Resketching security roles

The outcome we want is a sustainable, resilient cybersecurity standard, not a continuous game of technical cyber-ping pong. To achieve this, as security leaders, we have to reorganise our defences, and rethink our “culture”. This starts with a resketching of security roles.

It is unreasonable to call our end users the first line of defence and hold them accountable for cyber-hygiene. Yes, we need to continue to educate users, but it is time to shift our focus and work smarter. We have to start listening to users instead of demonising them, to understand them and their behaviour and quantify the human risk so that we can deliver processes and technical security that works for both users and the organisation.

As security leaders, we must take full responsibility and accept that ourselves and our teams are, and will continue to be, the first line of defence, instead of expecting our users to take responsibility for keeping organisations safe. Armed forces don’t expect ordinary citizens to go to war, so why are we as highly trained professionals expecting our untrained users to defend our organisations?

This isn’t an attack on technical CISOs. Their focus on patching critical technical vulnerabilities is paramount, but they are ultimately accountable for reducing cyber-exposure for their users, ensuring that the business has the right processes in place and that users have the basic tools at their disposal, enabling them to behave securely while remaining productive. Training their users is only the starting point, as most workers simply don’t have the capacity to think about security and keeping the company safe – they are busy enough with their own jobs to have to take on the extra burden of cybersecurity.

Changing security culture

We need to change our culture from one of elitism to one of inclusion. Expanding the talent pool and filling our talent gap means finding defenders outside the tech community. Let's stop being science, technology, engineering, and mathematics snobs and start to think outside of the box a little. One untapped resource for us is neurodiversity, which is simply the different ways the brain is wired. They can bring new perspectives to a company’s security stance – they solve problems in different ways. We are also increasingly seeing psychology being brought into cybersecurity, especially in the way we are training and communicating with users. I welcome these steps and would encourage the industry to keep thinking in this way. We must be open to considering potential and not just expertise when we hire.

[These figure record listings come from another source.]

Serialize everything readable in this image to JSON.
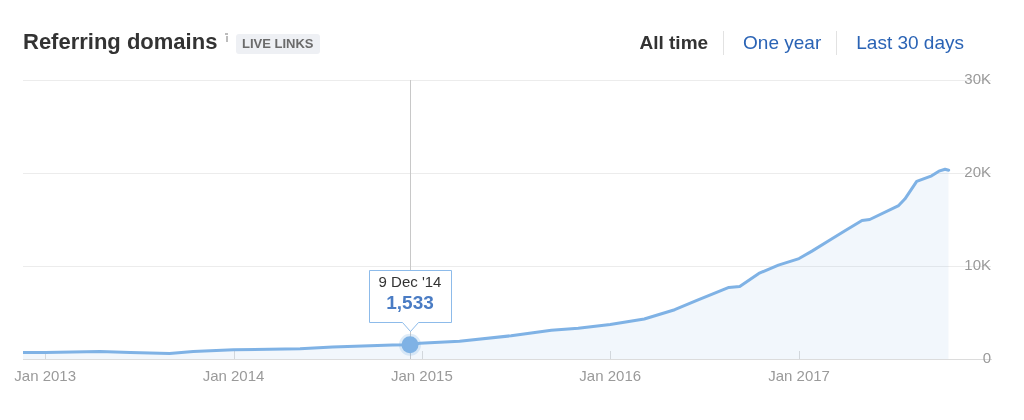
{
  "chart_data": {
    "type": "area",
    "title": "Referring domains",
    "annotations": [
      "LIVE LINKS",
      "All time",
      "One year",
      "Last 30 days",
      {
        "text": "9 Dec '14",
        "x": "2014-12-09"
      }
    ],
    "x": [
      "2012-11-19",
      "2013-01-01",
      "2013-04-17",
      "2013-06-15",
      "2013-08-30",
      "2013-10-15",
      "2014-01-01",
      "2014-05-10",
      "2014-07-12",
      "2014-11-05",
      "2014-12-09",
      "2014-12-28",
      "2015-03-15",
      "2015-06-23",
      "2015-08-01",
      "2015-09-09",
      "2015-10-31",
      "2016-01-01",
      "2016-03-07",
      "2016-05-05",
      "2016-06-17",
      "2016-08-18",
      "2016-09-08",
      "2016-10-15",
      "2016-11-22",
      "2017-01-01",
      "2017-01-26",
      "2017-03-05",
      "2017-03-31",
      "2017-05-03",
      "2017-05-18",
      "2017-07-13",
      "2017-07-25",
      "2017-08-17",
      "2017-09-15",
      "2017-09-29",
      "2017-10-11",
      "2017-10-18"
    ],
    "series": [
      {
        "color": "#7fb2e5",
        "values": [
          700,
          700,
          800,
          700,
          600,
          800,
          1000,
          1100,
          1300,
          1500,
          1533,
          1700,
          1900,
          2500,
          2800,
          3100,
          3300,
          3700,
          4300,
          5300,
          6300,
          7700,
          7800,
          9200,
          10100,
          10800,
          11600,
          12900,
          13800,
          14900,
          15000,
          16500,
          17200,
          19100,
          19700,
          20200,
          20400,
          20300
        ],
        "value_labels": [
          null,
          null,
          null,
          null,
          null,
          null,
          null,
          null,
          null,
          null,
          "1,533",
          null,
          null,
          null,
          null,
          null,
          null,
          null,
          null,
          null,
          null,
          null,
          null,
          null,
          null,
          null,
          null,
          null,
          null,
          null,
          null,
          null,
          null,
          null,
          null,
          null,
          null,
          null
        ]
      }
    ],
    "xlim": [
      "2012-11-19",
      "2018-01-08"
    ],
    "xticks": [
      {
        "value": "2013-01-01",
        "label": "Jan 2013"
      },
      {
        "value": "2014-01-01",
        "label": "Jan 2014"
      },
      {
        "value": "2015-01-01",
        "label": "Jan 2015"
      },
      {
        "value": "2016-01-01",
        "label": "Jan 2016"
      },
      {
        "value": "2017-01-01",
        "label": "Jan 2017"
      }
    ],
    "ylim": [
      0,
      30000
    ],
    "yticks": [
      0,
      {
        "value": 10000,
        "label": "10K"
      },
      {
        "value": 20000,
        "label": "20K"
      },
      {
        "value": 30000,
        "label": "30K"
      }
    ],
    "grid": "y",
    "ref_lines": [
      {
        "axis": "x",
        "value": "2014-12-09",
        "color": "#c8c8c8"
      }
    ]
  }
}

Let's create a culture of pragmatism. I am not saying we need to shift our focus from tech or lower our technical security standards, but we should be taking care of the basic issues like tools for information classification, multifactor authentication and easy to use encryption first. Building a best in breed SOC that puts three monitors on the desk of each security analyst may make us feel like technical wizards, but it will never be enough to keep up with the velocity of cyber-threats if we haven’t got the basics right first.

If we want to build sustainable cybersecurity and win the war, we must reorganise our defences and rethink our culture as defenders. We have to go beyond just talking about it and be true to the concept of cybersecurity being People, Process and Technology, in this exact order. For too long we have prioritised the Technology and Process elements of security, whilst People have been neglected, despite accounting for the vast majority of security incidents.

To address the People component, we need a dramatic shift in how we think about security – instead of blaming users, listen to them; hire people that bring something new to the table and challenge the traditional way of thinking. We have to throw off the broken, outdated practices and policies that have continuously failed us and understand that training users is only the starting point, not the answer to all our problems.